Batman Tales: Once Upon a Crime reunites writer Derek Fridolfs and illustrator Dustin Nguyen, the creative team of the beloved Batman: Li’l Gotham, to tell four Batman-infused renditions of classic fairytales. The results are pretty wonderful.
The first of these stories, “Waynocchio,” is the one that feels like it sticks closest to the original story that inspired it. However, that works in the tale’s favor. By framing it as Damian having a dream inspired by Bruce’s favorite childhood fairy tale, we get an extra layer of emotional investment.
As for the story itself, I was delighted by the ways in which many of Damian’s fellow crimefighters and enemies were incorporated into the classic Pinocchio framework. The specific use of Talia in the story was also rather poignant, giving us a bit of an insight into the family dynamic that Damian wishes he had.
Besides all that, the story is just plain funny. A lot of the jokes fall in the “gentle humor” side of things. There are plenty of puns and cutesy little references to past Batman stories and the weirdness inherent in a canon that gets rebooted every few years or so. “Waynocchio” is easily one of the best in the collection, so it’s plain to see why this one was placed up front in the book.
The second tale, “The Princess and the Pea,” doesn’t work quite as smoothly. The jokes come in rapid-fire succession in this story, which is appreciated. Unfortunately, they don’t all quite land as well as in the preceding tale. Many of the deep-cut references (like Baby Dahl’s fascination with crocodiles) feel somewhat distracting, like they’re there to have a laugh at the expense of the conversation flowing smoothly.
Likewise, the Rashomon-esque style in which the story is told is an intriguing premise, but the results feel slightly disjointed. The dialogue doesn’t feel quite as natural, seemingly contorted just enough to fit the framework of the classic “Princess and the Pea” story, as well as a few other classic fairy tales. The second half of the story, particularly Catwoman’s portion and the very ending, feel like they carry a little more weight to them, but the majority of the story just didn’t quite gel for me.

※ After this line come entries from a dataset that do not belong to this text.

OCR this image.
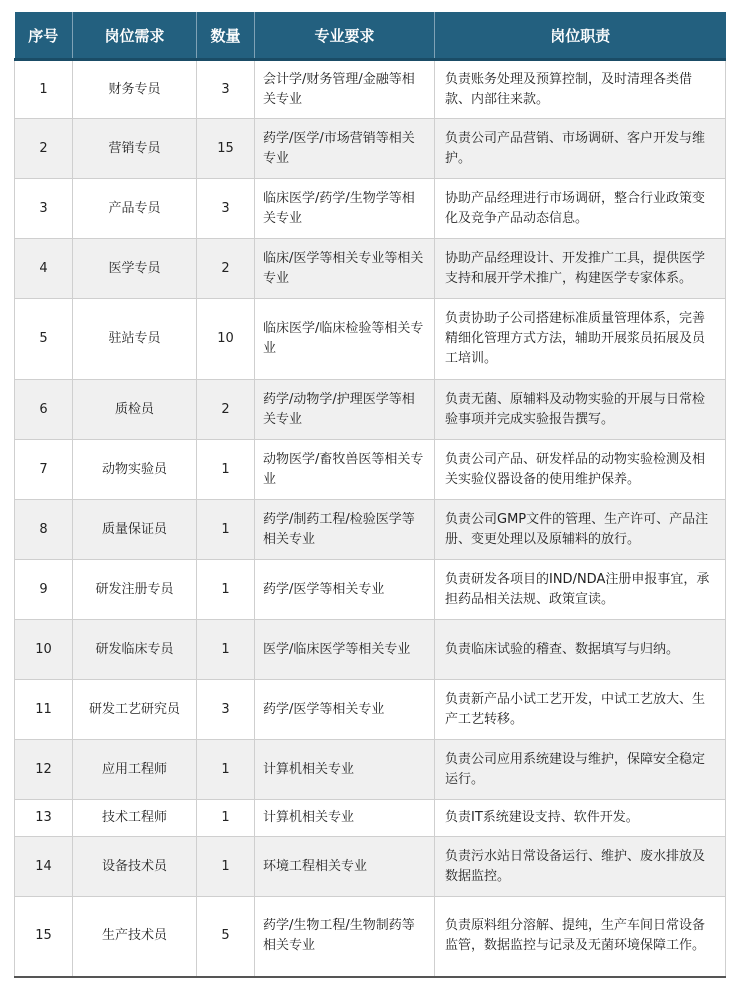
序号	岗位需求	数量	专业要求	岗位职责
1	财务专员	3	会计学/财务管理/金融等相关专业	负责账务处理及预算控制，及时清理各类借款、内部往来款。
2	营销专员	15	药学/医学/市场营销等相关专业	负责公司产品营销、市场调研、客户开发与维护。
3	产品专员	3	临床医学/药学/生物学等相关专业	协助产品经理进行市场调研，整合行业政策变化及竞争产品动态信息。
4	医学专员	2	临床/医学等相关专业等相关专业	协助产品经理设计、开发推广工具，提供医学支持和展开学术推广，构建医学专家体系。
5	驻站专员	10	临床医学/临床检验等相关专业	负责协助子公司搭建标准质量管理体系，完善精细化管理方式方法，辅助开展浆员拓展及员工培训。
6	质检员	2	药学/动物学/护理医学等相关专业	负责无菌、原辅料及动物实验的开展与日常检验事项并完成实验报告撰写。
7	动物实验员	1	动物医学/畜牧兽医等相关专业	负责公司产品、研发样品的动物实验检测及相关实验仪器设备的使用维护保养。
8	质量保证员	1	药学/制药工程/检验医学等相关专业	负责公司GMP文件的管理、生产许可、产品注册、变更处理以及原辅料的放行。
9	研发注册专员	1	药学/医学等相关专业	负责研发各项目的IND/NDA注册申报事宜，承担药品相关法规、政策宣读。
10	研发临床专员	1	医学/临床医学等相关专业	负责临床试验的稽查、数据填写与归纳。
11	研发工艺研究员	3	药学/医学等相关专业	负责新产品小试工艺开发，中试工艺放大、生产工艺转移。
12	应用工程师	1	计算机相关专业	负责公司应用系统建设与维护，保障安全稳定运行。
13	技术工程师	1	计算机相关专业	负责IT系统建设支持、软件开发。
14	设备技术员	1	环境工程相关专业	负责污水站日常设备运行、维护、废水排放及数据监控。
15	生产技术员	5	药学/生物工程/生物制药等相关专业	负责原料组分溶解、提纯，生产车间日常设备监管，数据监控与记录及无菌环境保障工作。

Still, it’s a fun and inventive effort, even if it doesn’t quite stick the landing in some spots.
Luckily, the next tale, “Alfred in Wonderland,” makes up for that in spades! Chock-full of dad jokes, silly puns, and great visual gags, this is my second favorite story in the bunch. The Gotham analogues for the various Wonderland characters are truly clever and the use of Alfred as a leading character is a great choice. There’s just something about his dry sense of humor that really carried this one for me. The story also features a hilariously dark final panel that I’m still chuckling about.
The final story in the collection is the haunting “The Snow Queen.” Though the story’s twist can probably be surmised by most Batman fans, it doesn’t stop this from being a beautifully moving tale. The artwork is particularly stunning in this one, with a wonderful use of negative space, especially during the snowier sequences.
The choice to eschew the normal speech balloons and narration boxes in lieu of prose is also a lovely choice. This one feels like it could easily be its own standalone storybook. “The Snow Queen” was easily my favorite story in the collection and worth the price of the graphic novel all on its own.
As to be expected with Dustin Nguyen’s previous work, the artwork is gorgeous across the board. Nguyen has a wonderful eye for sight gags, putting some lovely little touches in the backgrounds of almost every page. In addition, his watercolors being the perfect choice to bring life to a fairy tale-themed superhero book. Here’s hoping this isn’t the last we see of this kind of collection. Li’l Gotham has been greatly missed and it would be a pleasure to see Nguyen and Fridolfs take on even more characters in the DC Universe through a storybook lens.